Without clear vision, children can develop learning difficulties or social and behavioural problems, which may cause them to fall behind in school or appear anxious or distracted in busy environments – just imagine being a child in a busy shopping centre with crowds of people and everything looking blurry.
Some statistics show that approximately one in every five primary school-aged children in Australia have undetected vision problems. It can be hard for a child to even realise there is an issue, particularly if that's all they've ever known! So if they develop or already have eyesight issues, they're more likely to try to adapt to seeing in their own way.
Signs your child may be experiencing vision problems
It's worth organising a comprehensive eye check if your child:
- complains of headaches or sore, tired eyes, or blurry or double vision
- blinks frequently and has red or watery eyes
- has difficulty concentrating on, or understanding, reading material, lags behind in reading progress at school, skips/confuses words or loses their place easily
- has difficulty writing
- holds reading material or toys too close to their eyes
- has one eye that turns in or out, while the other points straight ahead
- squints at the TV, or finds it hard to recognise people or objects in the distance
- tilts or turns their head when looking at something, or covers or closes one eye
- rubs their eyes, even when they’re not tired
- is overly sensitive or appears confused with sound/noise direction (e.g. may swing head trying to ascertain who is speaking or where a noise is coming from)
- pulls back or hesitates unusually when in crowds or when things are moving around them
- is overly clumsy (e.g. walking into things or stumbling regularly)

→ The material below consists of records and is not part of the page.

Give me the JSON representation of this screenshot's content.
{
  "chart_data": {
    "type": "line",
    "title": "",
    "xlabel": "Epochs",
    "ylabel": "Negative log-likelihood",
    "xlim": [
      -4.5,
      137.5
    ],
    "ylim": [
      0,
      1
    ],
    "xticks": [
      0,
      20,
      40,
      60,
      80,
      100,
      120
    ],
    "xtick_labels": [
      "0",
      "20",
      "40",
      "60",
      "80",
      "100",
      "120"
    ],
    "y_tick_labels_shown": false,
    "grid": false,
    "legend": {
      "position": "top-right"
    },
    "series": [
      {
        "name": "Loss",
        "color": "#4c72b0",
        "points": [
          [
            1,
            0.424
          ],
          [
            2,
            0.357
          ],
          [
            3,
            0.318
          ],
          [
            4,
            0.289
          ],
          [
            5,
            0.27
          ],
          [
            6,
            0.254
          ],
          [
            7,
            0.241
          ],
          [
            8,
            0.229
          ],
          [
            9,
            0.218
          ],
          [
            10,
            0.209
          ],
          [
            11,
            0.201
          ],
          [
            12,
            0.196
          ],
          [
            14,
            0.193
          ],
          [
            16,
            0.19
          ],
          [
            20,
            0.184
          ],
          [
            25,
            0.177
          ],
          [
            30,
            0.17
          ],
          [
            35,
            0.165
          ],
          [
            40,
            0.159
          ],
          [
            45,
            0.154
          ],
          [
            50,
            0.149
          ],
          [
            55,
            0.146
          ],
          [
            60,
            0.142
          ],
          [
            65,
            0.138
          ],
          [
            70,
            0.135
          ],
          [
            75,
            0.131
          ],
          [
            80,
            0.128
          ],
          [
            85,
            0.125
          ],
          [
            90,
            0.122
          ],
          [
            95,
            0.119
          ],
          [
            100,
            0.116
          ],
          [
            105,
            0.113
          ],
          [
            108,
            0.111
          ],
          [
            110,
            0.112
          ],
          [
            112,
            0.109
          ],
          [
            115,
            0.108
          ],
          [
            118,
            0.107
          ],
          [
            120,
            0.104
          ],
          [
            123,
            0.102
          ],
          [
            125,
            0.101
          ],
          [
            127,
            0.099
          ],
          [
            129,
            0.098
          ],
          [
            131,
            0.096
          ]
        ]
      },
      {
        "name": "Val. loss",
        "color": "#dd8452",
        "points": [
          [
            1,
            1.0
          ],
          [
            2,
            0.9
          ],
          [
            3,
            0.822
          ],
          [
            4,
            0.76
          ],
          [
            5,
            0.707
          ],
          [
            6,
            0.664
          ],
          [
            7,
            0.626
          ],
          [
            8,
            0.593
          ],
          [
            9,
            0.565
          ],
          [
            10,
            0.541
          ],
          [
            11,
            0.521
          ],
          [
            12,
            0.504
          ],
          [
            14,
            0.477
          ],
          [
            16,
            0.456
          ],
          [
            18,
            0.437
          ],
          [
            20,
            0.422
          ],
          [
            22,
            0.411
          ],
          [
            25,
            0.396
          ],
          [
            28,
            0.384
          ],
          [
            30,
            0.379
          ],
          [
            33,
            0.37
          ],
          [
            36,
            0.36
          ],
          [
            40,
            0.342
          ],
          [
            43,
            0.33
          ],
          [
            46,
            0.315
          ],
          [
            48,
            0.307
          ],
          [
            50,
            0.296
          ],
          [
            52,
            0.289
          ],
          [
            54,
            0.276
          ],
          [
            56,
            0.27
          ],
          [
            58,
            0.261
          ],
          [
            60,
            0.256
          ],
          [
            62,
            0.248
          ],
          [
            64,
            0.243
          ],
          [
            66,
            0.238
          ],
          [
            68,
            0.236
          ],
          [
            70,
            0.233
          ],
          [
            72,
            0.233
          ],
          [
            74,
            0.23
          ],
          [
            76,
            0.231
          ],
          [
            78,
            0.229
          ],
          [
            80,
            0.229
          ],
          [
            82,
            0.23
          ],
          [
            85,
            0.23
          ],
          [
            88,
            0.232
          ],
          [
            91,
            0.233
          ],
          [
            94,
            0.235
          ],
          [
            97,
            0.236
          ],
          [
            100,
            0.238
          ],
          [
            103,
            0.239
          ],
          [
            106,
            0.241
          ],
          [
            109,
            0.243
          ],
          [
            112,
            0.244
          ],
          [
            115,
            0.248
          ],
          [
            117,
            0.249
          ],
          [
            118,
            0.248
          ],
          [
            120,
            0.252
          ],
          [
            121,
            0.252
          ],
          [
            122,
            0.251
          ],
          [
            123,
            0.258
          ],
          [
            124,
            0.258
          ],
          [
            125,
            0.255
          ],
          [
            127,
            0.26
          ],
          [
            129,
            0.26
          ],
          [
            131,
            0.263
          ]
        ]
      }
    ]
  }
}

Tips for maintaining your child's eye health
Even if your child isn't displaying any of these symptoms or you have had your child’s eyes tested already, there are steps you can take to help avoid future vision problems and to ensure your child maintains good eye health.

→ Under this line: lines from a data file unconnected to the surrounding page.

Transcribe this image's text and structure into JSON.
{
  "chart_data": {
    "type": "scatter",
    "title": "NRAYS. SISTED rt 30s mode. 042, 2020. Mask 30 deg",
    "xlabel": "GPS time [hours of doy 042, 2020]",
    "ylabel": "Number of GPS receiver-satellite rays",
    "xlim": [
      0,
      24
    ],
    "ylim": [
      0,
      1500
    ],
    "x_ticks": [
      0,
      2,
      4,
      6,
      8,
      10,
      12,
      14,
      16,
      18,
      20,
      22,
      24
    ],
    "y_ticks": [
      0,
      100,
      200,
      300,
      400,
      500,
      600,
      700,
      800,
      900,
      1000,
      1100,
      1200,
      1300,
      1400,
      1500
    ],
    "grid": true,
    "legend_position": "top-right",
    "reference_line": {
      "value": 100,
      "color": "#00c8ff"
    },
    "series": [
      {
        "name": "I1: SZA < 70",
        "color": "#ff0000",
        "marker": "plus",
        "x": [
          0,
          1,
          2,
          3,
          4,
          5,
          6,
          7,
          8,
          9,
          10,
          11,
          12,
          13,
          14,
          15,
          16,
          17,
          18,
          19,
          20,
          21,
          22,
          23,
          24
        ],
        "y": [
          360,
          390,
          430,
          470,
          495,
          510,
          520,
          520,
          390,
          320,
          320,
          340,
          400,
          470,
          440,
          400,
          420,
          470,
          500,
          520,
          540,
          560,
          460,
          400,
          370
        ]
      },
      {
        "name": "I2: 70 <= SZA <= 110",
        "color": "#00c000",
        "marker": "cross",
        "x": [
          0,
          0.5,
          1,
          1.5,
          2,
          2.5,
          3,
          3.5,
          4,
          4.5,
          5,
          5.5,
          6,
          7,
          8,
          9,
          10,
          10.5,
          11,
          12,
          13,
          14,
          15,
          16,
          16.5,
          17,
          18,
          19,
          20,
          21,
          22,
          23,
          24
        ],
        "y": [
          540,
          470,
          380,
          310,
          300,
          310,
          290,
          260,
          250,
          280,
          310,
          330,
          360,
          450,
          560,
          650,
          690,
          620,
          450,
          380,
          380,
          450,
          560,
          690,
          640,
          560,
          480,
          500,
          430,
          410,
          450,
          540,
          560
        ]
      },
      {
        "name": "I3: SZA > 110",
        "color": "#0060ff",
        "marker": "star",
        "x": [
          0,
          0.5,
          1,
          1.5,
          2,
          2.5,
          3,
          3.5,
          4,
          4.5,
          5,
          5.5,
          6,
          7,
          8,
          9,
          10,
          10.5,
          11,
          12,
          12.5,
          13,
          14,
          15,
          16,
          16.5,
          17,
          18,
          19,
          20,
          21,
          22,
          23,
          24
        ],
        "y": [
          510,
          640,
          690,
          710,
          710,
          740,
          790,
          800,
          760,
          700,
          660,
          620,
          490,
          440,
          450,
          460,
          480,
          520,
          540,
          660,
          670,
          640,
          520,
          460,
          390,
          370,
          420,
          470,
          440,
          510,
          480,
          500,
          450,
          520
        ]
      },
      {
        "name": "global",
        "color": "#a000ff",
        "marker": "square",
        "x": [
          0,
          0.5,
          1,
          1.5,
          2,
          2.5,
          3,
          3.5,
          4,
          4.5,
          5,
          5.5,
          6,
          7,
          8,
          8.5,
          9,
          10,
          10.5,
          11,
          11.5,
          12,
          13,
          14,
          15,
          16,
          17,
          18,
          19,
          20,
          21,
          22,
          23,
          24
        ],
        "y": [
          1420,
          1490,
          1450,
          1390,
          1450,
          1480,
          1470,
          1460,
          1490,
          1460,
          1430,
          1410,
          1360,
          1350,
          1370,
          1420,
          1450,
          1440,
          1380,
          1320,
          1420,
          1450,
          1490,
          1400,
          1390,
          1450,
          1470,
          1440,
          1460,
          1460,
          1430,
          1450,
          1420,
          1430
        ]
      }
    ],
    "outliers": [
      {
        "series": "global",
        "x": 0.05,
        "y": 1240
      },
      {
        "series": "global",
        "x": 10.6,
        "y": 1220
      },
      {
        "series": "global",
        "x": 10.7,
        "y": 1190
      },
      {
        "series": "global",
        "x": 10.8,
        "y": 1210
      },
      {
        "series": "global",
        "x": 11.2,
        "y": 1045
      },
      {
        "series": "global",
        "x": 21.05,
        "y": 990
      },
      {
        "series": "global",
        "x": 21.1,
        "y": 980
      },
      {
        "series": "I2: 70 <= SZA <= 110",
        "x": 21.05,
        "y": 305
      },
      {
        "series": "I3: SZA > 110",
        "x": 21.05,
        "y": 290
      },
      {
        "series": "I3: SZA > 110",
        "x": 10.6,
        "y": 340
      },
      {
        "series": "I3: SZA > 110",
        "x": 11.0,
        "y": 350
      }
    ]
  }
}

- Ensure your child's environment has plenty of even light.
- Instigate rest periods when they’re using digital devices or TV. Screen time should be limited to two hours per session, with breaks taken every hour for five to 10 minutes. Bupa Optical’s Optometric Services Manager, Karen Makin, says that “while looking at a screen, or anything at a near distance such as schoolbooks or when reading and writing, the focusing muscles in the eyes are working hard. By taking a break every hour, and going outside or looking out a window to a distant view, these muscles relax, and a child is less likely to experience symptoms of eye strain.” Smartphones should be held at a working distance of least 35 to 40cm, as should reading material and homework. "When using a computer, ensure the top of the screen is slightly below eye level – this will keep the eyes in their most comfortable position of gaze.”
- Encourage your children to take regular breaks from their homework and to head outside to play – some sunlight is vital to the ongoing health of eyes as it is with the body. “Encourage your kids to go outside and play (don’t forget the sunscreen!). They should also wear a hat and sunglasses to protect their eyes on strong UV exposure days."
- Promote healthy eating. A diet rich in fruit and vegetables – particularly leafy greens such as spinach, and yellow vegetables such as carrot and pumpkin, can help in maintaining eye and general health.
- Communicate with your child's teacher or childcare worker about any actual or suspected vision issues. "If your child does have an eye problem, or you suspect one, often they are the first to suspect or notice a difference to other pupils and identify a potential vision problem."
The RANZCO Eye foundation recommends that children should have a full eye examination with an eye health professional or optometrist at birth, during infancy and regular follow up examinations through school, or at any time if you're concerned that there might be a problem with your child’s vision.
Once an optometrist has examined your child’s eyes, they'll recommend how often they will need to see your child.